The ad is "a deliberate effort to smear us," Chipotle spokesman Chris Arnold said.
"These are agenda-driven people who are being backed by unknown parties. It doesn't matter who they are as long as they pay," Arnold said.
Public health experts have warned that Chipotle dishes loaded with cheese, sour cream and guacamole can approach or exceed daily recommended allowances for calories, sodium and saturated fat.
The company said it is different from other chains because diners choose what goes into each Chipotle meal.
The CCF ad is the latest blow against the popular company.
A California woman earlier this week accused Chipotle of false advertising related to its claim that it had removed genetically modified organisms, or GMOs, from its food when many of its beverages contain a sweetener made with genetically modified corn.
Arnold called the lawsuit "meritless" and "filled with inaccuracies." He added that Chipotle has been transparent about GMOs in beverages.
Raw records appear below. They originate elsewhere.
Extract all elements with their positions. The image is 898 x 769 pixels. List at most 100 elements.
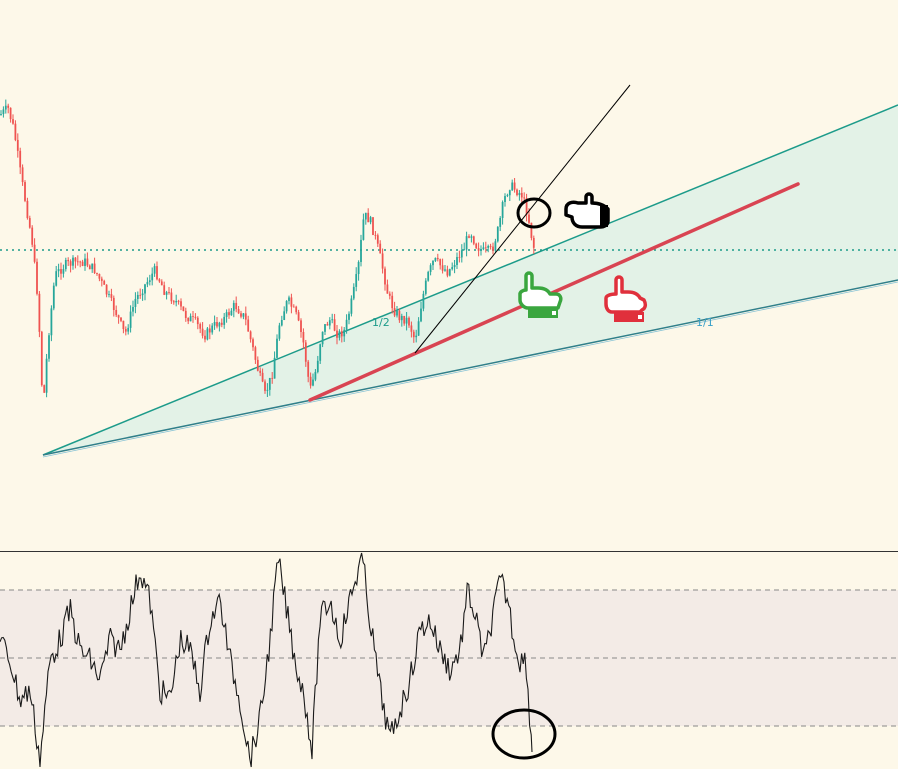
candle-body — [266, 389, 269, 391]
candle-body — [103, 280, 106, 285]
candle-body — [192, 316, 194, 317]
oscillator-line — [0, 552, 533, 768]
candle-body — [160, 281, 163, 286]
candle-body — [458, 257, 461, 258]
candle-body — [242, 313, 245, 317]
candle-body — [453, 264, 456, 268]
candle-body — [532, 237, 535, 248]
candle-body — [420, 308, 422, 322]
candle-body — [187, 317, 190, 322]
candle-body — [201, 328, 204, 336]
candle-body — [60, 269, 62, 274]
candle-body — [489, 245, 492, 247]
candle-body — [367, 212, 370, 223]
candle-body — [496, 226, 499, 242]
candle-body — [249, 331, 252, 340]
candle-body — [336, 330, 338, 338]
candle-body — [386, 284, 389, 294]
candle-body — [69, 261, 72, 266]
candle-body — [475, 243, 478, 249]
candle-body — [9, 107, 12, 120]
candle-body — [312, 379, 314, 386]
candle-body — [196, 317, 199, 325]
candle-body — [398, 310, 401, 321]
fan-label-full: 1/1 — [696, 316, 714, 329]
candle-body — [230, 310, 233, 316]
candle-body — [364, 212, 367, 220]
candle-body — [295, 306, 298, 313]
candle-body — [374, 234, 377, 236]
candle-body — [273, 357, 276, 379]
candle-body — [307, 361, 310, 377]
candle-body — [216, 321, 218, 327]
candle-body — [28, 218, 31, 228]
pointing-hand-down-icon-green — [518, 271, 563, 318]
candle-body — [350, 298, 353, 314]
candle-body — [343, 329, 346, 337]
candle-body — [441, 265, 444, 271]
candle-body — [36, 261, 38, 294]
candle-body — [448, 269, 451, 276]
candle-body — [115, 309, 118, 316]
candle-body — [410, 325, 413, 332]
candle-body — [470, 236, 473, 238]
candle-body — [38, 293, 41, 332]
candle-body — [465, 236, 468, 250]
candle-body — [487, 245, 490, 248]
candle-body — [333, 319, 336, 331]
candle-body — [40, 331, 43, 386]
candle-body — [81, 261, 84, 266]
candle-body — [345, 319, 348, 330]
candle-body — [254, 347, 257, 360]
candle-body — [439, 259, 442, 266]
candle-body — [86, 258, 89, 266]
candle-body — [304, 342, 307, 362]
candle-body — [432, 260, 434, 266]
candle-body — [288, 297, 290, 301]
candle-body — [415, 335, 418, 338]
candle-body — [338, 331, 341, 338]
candle-body — [240, 313, 242, 317]
candle-body — [355, 274, 358, 287]
candle-body — [276, 338, 278, 358]
candle-body — [211, 325, 214, 333]
candle-body — [408, 317, 410, 326]
candle-body — [525, 198, 528, 215]
oscillator-panel — [0, 552, 898, 769]
candle-body — [422, 293, 425, 309]
candle-body — [516, 189, 518, 196]
candle-body — [108, 294, 110, 295]
candle-body — [213, 321, 216, 326]
candle-body — [0, 114, 2, 115]
candle-body — [146, 281, 149, 285]
candle-body — [76, 261, 79, 263]
candle-body — [98, 273, 101, 279]
candle-body — [271, 377, 274, 379]
candle-body — [175, 300, 178, 303]
fan-line-upper — [42, 104, 898, 456]
candle-body — [223, 316, 226, 325]
candle-body — [278, 325, 281, 339]
candle-body — [256, 359, 259, 371]
candle-body — [319, 344, 322, 361]
candle-body — [148, 280, 151, 282]
candle-body — [264, 381, 266, 391]
candle-body — [127, 327, 130, 332]
candle-body — [235, 302, 238, 310]
candle-body — [48, 335, 50, 359]
candle-body — [165, 292, 168, 295]
red-trend-line — [308, 182, 800, 402]
candle-body — [144, 284, 146, 294]
candle-body — [360, 239, 362, 262]
candle-body — [199, 324, 202, 329]
candle-body — [400, 315, 403, 321]
candle-body — [393, 308, 396, 316]
candle-body — [57, 269, 60, 272]
candle-body — [379, 243, 382, 254]
candle-body — [268, 377, 271, 390]
black-trend-line — [414, 84, 631, 354]
candle-body — [523, 197, 526, 199]
candle-body — [96, 272, 98, 274]
candle-body — [79, 261, 82, 263]
oscillator-circle-marker-icon — [491, 708, 557, 760]
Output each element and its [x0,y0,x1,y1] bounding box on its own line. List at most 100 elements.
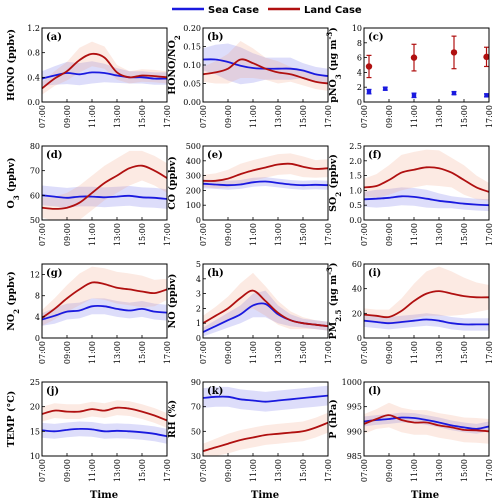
xtick-label-7-0: 07:00 [199,341,208,364]
series-line-land-9 [42,406,167,422]
axes-frame-6 [41,263,168,339]
xtick-label-8-1: 09:00 [385,341,394,364]
band-land-8 [364,266,489,325]
xtick-label-4-3: 13:00 [274,223,283,246]
plot-area-8 [364,266,489,331]
y-axis-label-11: P (hPa) [328,399,339,438]
ytick-label-10-2: 70 [191,403,201,412]
xtick-label-6-5: 17:00 [163,341,172,364]
ytick-label-0-2: 0.8 [27,49,40,58]
xtick-label-8-5: 17:00 [485,341,494,364]
legend-label-sea: Sea Case [208,5,259,16]
ytick-label-4-0: 0 [196,216,201,225]
scatter-point-sea-0 [366,89,372,94]
xtick-label-3-4: 15:00 [138,223,147,246]
xtick-label-1-0: 07:00 [199,105,208,128]
panel-label-10: (k) [207,386,223,397]
ytick-label-3-3: 80 [30,142,40,151]
series-line-sea-4 [203,180,328,187]
xtick-label-9-5: 17:00 [163,459,172,482]
series-line-sea-3 [42,194,167,200]
xtick-label-9-3: 13:00 [113,459,122,482]
xtick-label-8-3: 13:00 [435,341,444,364]
xtick-label-6-3: 13:00 [113,341,122,364]
xtick-label-4-4: 15:00 [299,223,308,246]
band-sea-8 [364,313,489,331]
y-axis-label-9: TEMP (°C) [6,391,17,448]
ytick-label-3-0: 50 [30,216,40,225]
xtick-label-5-5: 17:00 [485,223,494,246]
ytick-label-5-0: 0.0 [349,216,362,225]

Chipotle won a loyal following by offering meat from animals that have never received antibiotics. Still, critics are quick to note that it serves conventionally raised chicken when such supplies fall short. And, Chipotle recently cited tight supplies for its decision to allow a new pork producer to use antibiotics to treat animal illness "only when necessary."
The CCF in 2013 fought then-New York City Mayor Michael Bloomberg's proposed obesity-fighting sales ban on large sugary beverages by depicting him as a nanny.